御教え *霊主体従/人によって生れてきた使命がちが(御教え集27号 昭和28年10月6日③)

 霊体を説明するには掌が一番よいです。手の平はいろんな役をし手の甲はあんまり役をしません。手の平は体の方です。ですから霊というのは目で見てはあんまり動いてないのです。その代り主にはなってます。人間の体で言えば、背中は霊です。それで背中の方に病原があるという事は、背中の方がもとだからです。だから本当に仕事の急所をやる人ほど動きません。下の方の事をやる人ほど動くのです。ところが霊を知らないで体だけで見るから、そこで労働者が威張り、労働者が肝心だという事を言い出し、それが共産主義です。ですから共産主義というのは霊を認めなければ共産主義の理屈は本当です。それはうまくできてます。ところが霊を認めれば共産主義というのは屁のカッパみたいなものです。ですからよく前から共産主義について私に意見を聞く人がありますがあんなものは何んでもない、今に無くなってしまうと言ってました。それは体だけであって、主なる霊という事を無視しているために永久性がないから、共産主義というのは長く続くものではないと言っても、外れません。そういうわけで働いているのが目に見えない者ほど、かえって大きな働きをしているわけです。だから主人公や主脳者というものは動いてはいけないという事を私は前から言っているのはそういうわけです。よく、明主様は地方の方にはお出かけになりませんか、と言われますが、それには車の心棒の例えで、心棒は動いてはいけないと言うのですが、それで分かる筈です。そういうようで、よく先に立ってやらなければいけない、つまり主脳者とか長という人が先に立って采配さいはいを振れという事を言いますが、それは嘘なのです。昔から、戦争で大将などが先に立って采配を振ったらきっと負けます。やっぱり大将は幕の内に引っ込んで、姿を見せないというやり方の方が勝ちます。それはやっぱり霊主体従の法則に合っているからです。東条首相が戦争の時に南洋まで飛行機に乗って行きましたが、その時私は、これは駄目だと言ったのです。首相が官邸に居て碁でも打っているようなら勝つが、ああいうようではきっと駄目だと言ったのです。それから話は違うが、あの時代の実業界で社会に相当有名になった、浅野セメントを作った浅野総一郎という人が居ましたが、この人は朝早くから起きて、方々を駈け廻っているのです。それで一時パッとゆきましたが駄目になりました。そういう事も、私は不思議だなと思っていましたが、霊主体従の法則を知ってから、なるほどと思いました。そういうように、目に見えて働いたり動く事を良いと思う事は逆なのです。だから教団の支部などでも、支部長があんまり先に立ってやるよりか、部下とか、或いは新しい信者といった人にできるだけやらせるというようにした方がよいです。戦争が始まった頃に陣頭指揮という事を言いましたが、軍部は軍需会社の社長が陣頭指揮をやらなければ駄目だ、引っ込んで居ては駄目だと言ってましたが、陣頭指揮をやるようでは駄目です。もっと昔時せきじは戦争の時には、山賊などは親分がやらないと子分が動かないからやったのですが、そうでなく平和的の事をやるには、今言った法則を守らなければいけないわけです。だからただ活動する、あせったりいろいろするという事がよいわけではなく、やはり自分の地位と境遇に準じて理屈にあったやり方でなければいけないのです。だから骨折ってうまくゆかないという事がよく世間にありますがそういう点をよく見ると分かるわけです。

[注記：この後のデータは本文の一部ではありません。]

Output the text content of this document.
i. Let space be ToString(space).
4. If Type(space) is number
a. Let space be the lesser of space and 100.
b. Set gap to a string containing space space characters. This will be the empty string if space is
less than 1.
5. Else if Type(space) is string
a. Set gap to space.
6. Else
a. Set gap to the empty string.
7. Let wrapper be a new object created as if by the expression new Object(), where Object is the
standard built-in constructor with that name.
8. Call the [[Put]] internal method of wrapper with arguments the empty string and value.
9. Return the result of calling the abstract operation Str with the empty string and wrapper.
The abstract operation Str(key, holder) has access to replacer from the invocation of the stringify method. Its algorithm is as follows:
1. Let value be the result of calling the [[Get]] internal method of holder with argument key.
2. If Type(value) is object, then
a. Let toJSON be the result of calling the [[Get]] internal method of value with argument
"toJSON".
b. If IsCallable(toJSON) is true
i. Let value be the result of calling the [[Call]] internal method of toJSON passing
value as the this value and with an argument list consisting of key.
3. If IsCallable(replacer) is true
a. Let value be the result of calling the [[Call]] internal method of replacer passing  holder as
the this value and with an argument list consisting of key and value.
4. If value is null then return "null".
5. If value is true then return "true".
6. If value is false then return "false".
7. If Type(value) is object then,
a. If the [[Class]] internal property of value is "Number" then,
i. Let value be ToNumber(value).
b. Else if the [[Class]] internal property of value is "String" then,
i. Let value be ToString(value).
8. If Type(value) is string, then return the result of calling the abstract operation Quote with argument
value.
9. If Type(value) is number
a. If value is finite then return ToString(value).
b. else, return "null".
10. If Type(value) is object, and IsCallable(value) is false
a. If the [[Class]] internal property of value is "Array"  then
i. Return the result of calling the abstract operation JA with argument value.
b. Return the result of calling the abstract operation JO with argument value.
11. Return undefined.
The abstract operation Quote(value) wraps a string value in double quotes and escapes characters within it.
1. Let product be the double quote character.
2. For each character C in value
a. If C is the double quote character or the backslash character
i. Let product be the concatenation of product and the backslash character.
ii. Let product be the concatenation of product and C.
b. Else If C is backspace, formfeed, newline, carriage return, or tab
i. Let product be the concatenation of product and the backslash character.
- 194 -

 昔からよく言いますが、あんなに働くのにどうして年中貧乏をしているのだろう、又あの人は年中ブラブラしているのに割合に懐が温かいと言うが、その事を知ればよく分かります。そうかと言ってなまけるのと、今言う霊的働きとは、外観はちょっと同じように見えるので間違えるのでしょうが、そこに面白いところがあります。結局頭を働かせるという事です。それから体を働かせるという事も、人間生まれながらにして自ずから決まっているのです。だから頭を働かせるべく生まれた人と、体を働かせるようにできている人と、喋るために生まれて来た人もあります。あいつは口から先に生まれて来たと言いますが、やっぱりそういう人が政治家なら始終演説をするとか、宗教家なら講義をするとかで、そういう人も肝心だから、その役目でよいのです。